La crise de l'euro s'explique en une phrase et un graphique

Porsche Cayenne

Dans un éditorial du Financial Times, Paul Krugman, l’économiste néo-keynésien lauréat du prix Nobel d’économie en 2008, explique finalement la crise de l’euro en une seule phrase :

« Il s’avère finalement que ce qui s’est produit,  c’est qu’en adhérant à l’euro, l’Espagne et l’Italie ont été réduites au statut de pays du tiers monde, qui doivent emprunter dans la devise d’un autre pays, avec toute la perte de flexibilité que cela implique. »

La crise n’a pas affecté d’autres pays tout aussi massivement endettés, comme le Japon, le Royaume Uni, ou encore les Etats Unis, parce que ces pays empruntent dans leur monnaie, et ils peuvent, le cas échéant, émettre de la monnaie en cas d’urgence, ce que les pays européens ne peuvent pas faire.

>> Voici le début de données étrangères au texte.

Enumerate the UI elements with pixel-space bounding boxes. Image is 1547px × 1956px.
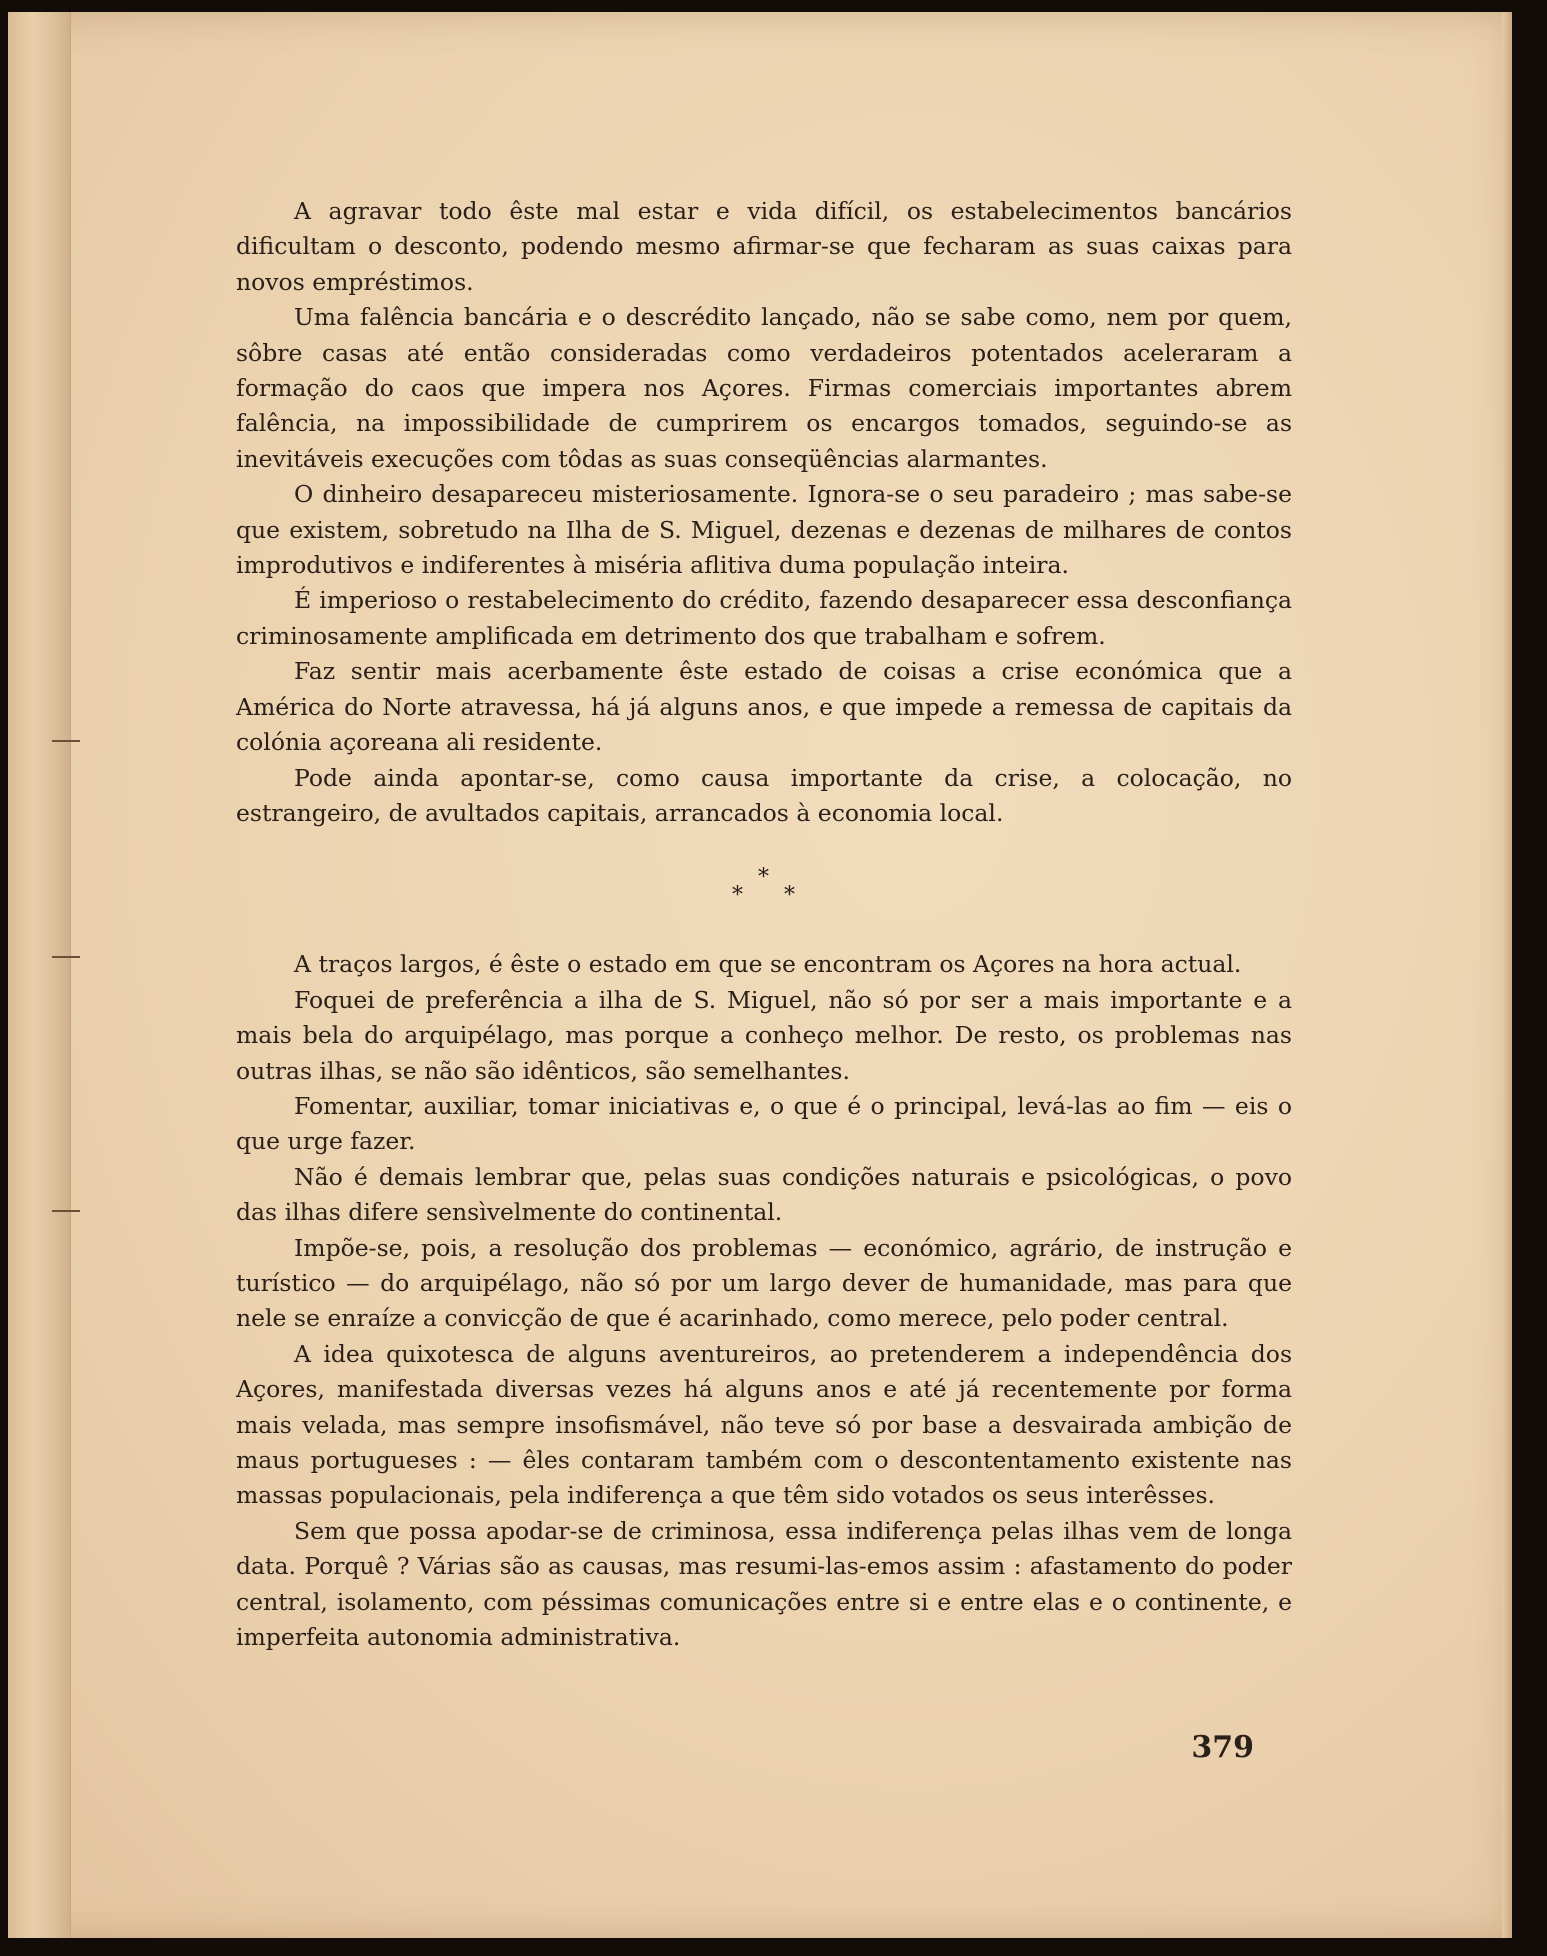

Scotty Barber, un analyste de Reuters, a conçu un graphique étonnant, qui compare les moyennes mobiles des immatriculations de voitures en Grèce avec le spread de taux entre les obligations Grecques et allemandes (l’écart de taux d’intérêts payés par les deux pays sur leurs emprunts). Pour rendre son graphique plus lisible, il a inversé l’échelle des immatriculations de voitures en Grèce : tandis que les taux d’intérêt se mettaient à augmenter, le nombre d’immatriculations plongeait.

Que faut-il comprendre ? L’introduction de l’euro a permis aux pays européens d’emprunter à des taux assez faibles, ce qui a suscité une frénésie de dépenses à crédit en Grèce (portant notamment les voitures allemandes, dont certains modèles de Porsche remarquablement populaires en Grèce)

 

Depuis l’introduction de l’euro, l’Allemagne est le seul pays de la zone à avoir amélioré le solde de sa balance commerciale. La France et l’Italie, dont les balances commerciales étaient excédentaires avant l’arrivée de l’euro, sont désormais en déficit commercial.

Schématiquement, les PIIGS sont devenus les consommateurs à crédit des produits allemands.

La situation de la Grèce est comparable à celle de l’Argentine au début des années 2000, lorsque le peso argentin était lié à l’évolution du cours du dollar dans le cadre du currency board pour limiter l’inflation. Ce système a très bien fonctionné jusqu’à ce que le cours du dollar se mette à monter à la fin des années 1990.  L’Argentine a alors sombré dans une très grave crise économique, et a fait faillite.